The planned stage, which was also welcomed by the East Hollywood Neighborhood Council, is a modular structure composed of 18 pieces that can be broken down and stored when it is again safe to gather indoors. Sachs said he would like to bring out the stage in future summers and make an outdoor season a regular cultural event.


“We live in a city that has this beautiful climate, and it’s the perfect environment for enjoying the arts and being together,” Sachs said.

He hopes to stage the first outdoor performance in late spring or early summer, though that timeline depends on when the current tide of coronavirus cases in the county begins to ebb. Current health guidelines for the county prohibit outdoor gatherings of large groups — even if the participants are masked and distanced.

In the meantime, the theater’s focus remains on safety precautions laid out by the county health department and the Actor’s Equity Assn., which has its own set of rules and guidelines for keeping its union members safe.

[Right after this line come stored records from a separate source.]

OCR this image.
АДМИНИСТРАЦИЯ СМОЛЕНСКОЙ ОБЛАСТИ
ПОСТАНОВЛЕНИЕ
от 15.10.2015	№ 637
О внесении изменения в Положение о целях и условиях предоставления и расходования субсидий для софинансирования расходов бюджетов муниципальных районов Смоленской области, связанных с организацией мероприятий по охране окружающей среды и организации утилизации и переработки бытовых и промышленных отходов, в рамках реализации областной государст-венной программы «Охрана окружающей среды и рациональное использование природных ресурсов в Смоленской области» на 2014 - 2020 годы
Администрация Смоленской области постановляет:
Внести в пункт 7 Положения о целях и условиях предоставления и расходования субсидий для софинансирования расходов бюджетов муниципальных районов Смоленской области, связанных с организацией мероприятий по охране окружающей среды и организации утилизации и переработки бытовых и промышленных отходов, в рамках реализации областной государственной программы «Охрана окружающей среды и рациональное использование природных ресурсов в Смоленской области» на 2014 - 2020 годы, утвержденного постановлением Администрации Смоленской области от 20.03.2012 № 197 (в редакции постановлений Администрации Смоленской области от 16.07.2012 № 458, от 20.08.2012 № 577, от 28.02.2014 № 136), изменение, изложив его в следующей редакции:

The Fountain plan involves seven rows of chairs six feet apart, as well as 12 high-top tables, also six feet apart, which will be reserved for household pods or bubbles. The setup is meant to accommodate 50 to 84 audience members.

The theater itself, with its various rooms for administration and guest services, will be used to keep cast and crew safely distanced. The bathrooms will get added ventilation, and restroom monitors will be posted to prevent crowding.

Sachs is keeping the first show for the outdoor stage a surprise, saying only that it will be an L.A. premiere that deals with urgent social issues.